Ngear = 3 # from Table 11.5
Nl = 1.5 * Ngear
WL = 0.95*Wdg
Lm = 4 # ft

Wlg = 0.054 * Lm**0.501 * (WL*Nl)**0.684

print(f"Weight of the total LG: {Wlg:.0f} lbs")
print(f"Weight of the Main LG: {0.75*Wlg:.0f} lbs")
print(f"Weight of the Nose LG: {0.25*Wlg:.0f} lbs")

Weight of the total LG: 104 lbs
Weight of the Main LG: 78 lbs
Weight of the Nose LG: 26 lbs

Propulsion system#

The installed engine weight is computed using equation 15.52 in Raymer. As described in propulsion section, the Continental IO-550-N engine is going to be used for example airplane. The fuel systems weight is computed using equation 15.53.

Below code block computes installed engine and fuel systems weight:

Wen = 491 # lbs
Nen = 2

Winst_eng = 2.575 * Wen**0.922 * Nen

print(f"Weight of the installed engine: {Winst_eng:.0f} lbs")

Vt = Wfw / avgas_density
Vi = Vt
Nt = 2 # number of fuel tanks

Wfuel_system = 2.49 * Vt**0.726 * (1 + Vi/Vt)**-0.363 * Nt**0.242 * Nen**0.157

print(f"Weight of the fuel systems: {Wfuel_system:.0f} lbs")

Weight of the installed engine: 1559 lbs
Weight of the fuel systems: 104 lbs

Miscellaneous#

There are many other fixed components whose weight needs to be estimated such as flight controls, hydraulics, avionics, etc. The equations are referenced from different books, refer comments in below code block for the source. Note that the weights for anti-icing, pressurization, and air conditioning are not included.

# flight controls
Wflight_controls = 0.0168 * Wdg # Roskam Part 5, equation 7.2

# hydraulics
M = 0.3 # cruise mach number
Kh = 0.05 # low subsonic with hydraulics for brakes and retracts only
Whydraulics = Kh * Wdg**0.8 * M**0.5 # Raymer, equation 15.55

# avionics
Wavionics = 40 + 0.008 * Wdg # Roskam Part 5, 7.23

# electrical
Welectrical = 0.0268 * Wdg # Roskam Part 5, 7.13

# furshings
Wfurshings = 0.412 * 6**1.145 * Wdg**0.489 # Roskam Part 5, 7.41

print(f"Weight of the flight controls: {Wflight_controls:.0f} lbs")
print(f"Weight of the hydraulics: {Whydraulics:.0f} lbs")
print(f"Weight of the avionics: {Wavionics:.0f} lbs")
print(f"Weight of the electrical: {Welectrical:.0f} lbs")
print(f"Weight of the furshings: {Wfurshings:.0f} lbs")
print(f"Total miscellaneous weights: {Wflight_controls+Whydraulics+Wavionics+Welectrical+Wfurshings:.0f} lbs")

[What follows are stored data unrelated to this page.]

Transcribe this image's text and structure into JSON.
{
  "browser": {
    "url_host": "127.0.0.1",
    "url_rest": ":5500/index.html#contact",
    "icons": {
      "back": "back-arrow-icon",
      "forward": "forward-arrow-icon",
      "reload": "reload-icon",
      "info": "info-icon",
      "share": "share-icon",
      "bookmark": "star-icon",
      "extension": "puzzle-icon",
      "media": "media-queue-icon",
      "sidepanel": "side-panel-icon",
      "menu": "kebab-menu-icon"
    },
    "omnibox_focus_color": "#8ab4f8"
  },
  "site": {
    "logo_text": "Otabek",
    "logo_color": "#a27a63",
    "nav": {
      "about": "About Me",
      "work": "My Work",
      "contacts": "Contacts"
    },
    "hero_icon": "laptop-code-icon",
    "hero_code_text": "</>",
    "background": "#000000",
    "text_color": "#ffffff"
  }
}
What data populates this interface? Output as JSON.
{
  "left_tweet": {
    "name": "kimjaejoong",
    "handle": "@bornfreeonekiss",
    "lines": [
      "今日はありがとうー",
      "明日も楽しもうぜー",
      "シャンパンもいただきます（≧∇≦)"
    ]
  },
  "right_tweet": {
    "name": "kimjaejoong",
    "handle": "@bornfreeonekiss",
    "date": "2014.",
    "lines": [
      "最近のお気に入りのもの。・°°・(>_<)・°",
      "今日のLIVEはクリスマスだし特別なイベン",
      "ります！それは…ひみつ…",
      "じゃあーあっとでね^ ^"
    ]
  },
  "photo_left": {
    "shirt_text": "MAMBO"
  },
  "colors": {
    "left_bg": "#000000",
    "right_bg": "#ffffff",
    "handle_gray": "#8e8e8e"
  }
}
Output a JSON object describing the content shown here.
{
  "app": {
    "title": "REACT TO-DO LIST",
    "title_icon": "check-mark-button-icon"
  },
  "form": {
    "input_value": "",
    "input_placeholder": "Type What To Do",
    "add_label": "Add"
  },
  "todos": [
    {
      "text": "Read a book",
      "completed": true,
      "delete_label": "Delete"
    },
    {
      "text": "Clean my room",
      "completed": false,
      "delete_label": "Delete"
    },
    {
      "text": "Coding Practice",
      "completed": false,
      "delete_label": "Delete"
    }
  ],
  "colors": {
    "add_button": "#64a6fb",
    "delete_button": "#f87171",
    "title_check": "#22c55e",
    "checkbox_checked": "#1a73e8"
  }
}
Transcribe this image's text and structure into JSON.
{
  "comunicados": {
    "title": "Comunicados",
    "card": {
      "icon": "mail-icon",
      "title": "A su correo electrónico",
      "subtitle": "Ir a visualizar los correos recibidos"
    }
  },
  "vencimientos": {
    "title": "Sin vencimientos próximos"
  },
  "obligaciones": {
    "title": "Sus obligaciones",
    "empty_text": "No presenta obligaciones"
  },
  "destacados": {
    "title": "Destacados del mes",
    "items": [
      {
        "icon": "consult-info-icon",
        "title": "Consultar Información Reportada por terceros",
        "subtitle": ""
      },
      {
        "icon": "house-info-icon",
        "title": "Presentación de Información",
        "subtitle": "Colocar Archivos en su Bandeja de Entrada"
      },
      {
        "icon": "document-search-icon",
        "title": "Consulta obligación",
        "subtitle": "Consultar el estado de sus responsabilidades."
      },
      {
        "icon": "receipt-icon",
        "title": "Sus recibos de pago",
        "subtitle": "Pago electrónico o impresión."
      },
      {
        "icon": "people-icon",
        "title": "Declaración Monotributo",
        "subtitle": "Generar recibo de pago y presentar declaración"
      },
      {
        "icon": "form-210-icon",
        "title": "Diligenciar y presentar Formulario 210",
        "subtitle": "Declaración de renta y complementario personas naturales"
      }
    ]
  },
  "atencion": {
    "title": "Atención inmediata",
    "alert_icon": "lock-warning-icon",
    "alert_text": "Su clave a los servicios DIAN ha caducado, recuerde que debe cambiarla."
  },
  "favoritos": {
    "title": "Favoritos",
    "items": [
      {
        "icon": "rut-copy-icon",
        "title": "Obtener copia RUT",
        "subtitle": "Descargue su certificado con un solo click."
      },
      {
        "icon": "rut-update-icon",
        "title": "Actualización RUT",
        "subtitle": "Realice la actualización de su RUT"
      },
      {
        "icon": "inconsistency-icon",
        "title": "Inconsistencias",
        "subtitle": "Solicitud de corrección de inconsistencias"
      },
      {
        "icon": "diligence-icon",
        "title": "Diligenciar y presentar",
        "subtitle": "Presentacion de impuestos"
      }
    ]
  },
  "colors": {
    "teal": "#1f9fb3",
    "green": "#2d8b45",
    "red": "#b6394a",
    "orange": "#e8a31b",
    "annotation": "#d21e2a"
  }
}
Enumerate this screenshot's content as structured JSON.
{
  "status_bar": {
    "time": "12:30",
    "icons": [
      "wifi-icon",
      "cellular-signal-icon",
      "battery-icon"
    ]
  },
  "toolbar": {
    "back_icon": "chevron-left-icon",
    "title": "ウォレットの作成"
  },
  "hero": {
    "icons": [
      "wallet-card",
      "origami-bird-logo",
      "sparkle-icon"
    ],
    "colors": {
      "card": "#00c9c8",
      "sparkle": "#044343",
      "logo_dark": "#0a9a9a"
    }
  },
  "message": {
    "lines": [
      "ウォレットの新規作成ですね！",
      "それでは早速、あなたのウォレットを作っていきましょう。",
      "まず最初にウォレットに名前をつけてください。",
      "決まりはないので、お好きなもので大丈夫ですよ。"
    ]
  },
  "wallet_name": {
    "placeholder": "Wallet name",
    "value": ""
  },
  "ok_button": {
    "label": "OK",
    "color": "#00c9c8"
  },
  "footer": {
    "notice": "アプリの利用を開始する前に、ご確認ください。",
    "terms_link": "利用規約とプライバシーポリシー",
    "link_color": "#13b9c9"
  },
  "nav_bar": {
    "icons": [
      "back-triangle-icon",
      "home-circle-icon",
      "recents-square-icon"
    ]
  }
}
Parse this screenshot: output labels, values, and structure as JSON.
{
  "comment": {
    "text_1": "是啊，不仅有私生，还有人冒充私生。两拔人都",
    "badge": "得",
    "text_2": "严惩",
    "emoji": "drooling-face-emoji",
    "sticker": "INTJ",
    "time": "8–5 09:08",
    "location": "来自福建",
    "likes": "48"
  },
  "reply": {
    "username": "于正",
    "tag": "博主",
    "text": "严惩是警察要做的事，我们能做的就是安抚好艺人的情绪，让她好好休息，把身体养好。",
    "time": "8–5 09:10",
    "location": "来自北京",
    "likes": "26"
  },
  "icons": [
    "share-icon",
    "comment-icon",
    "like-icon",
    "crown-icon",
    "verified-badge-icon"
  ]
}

Weight of the flight controls: 90 lbs
Weight of the hydraulics: 26 lbs
Weight of the avionics: 83 lbs
Weight of the electrical: 143 lbs
Weight of the furshings: 213 lbs
Total miscellaneous weights: 556 lbs

Summary#

Following table summarizes the weights computed in this section:

Component	Weight (lbs)
Wing	344
Fuselage	367
Horizontal tail	42
Vertical tail	39
Main LG	78
Nose LG	26
Installed engine	1559
Fuel systems	104
Flight controls	90
Hydraulics	26
Avionics	83
Electrical	143
Furshings	213
Total Empty weight	3114

NOTE: The value obtained here (3114 lbs) is close to what was obtained earlier in empty weight estimation (3094 lbs).

This concludes the weights section. Next step is to compute the CG and plot CG travel diagram.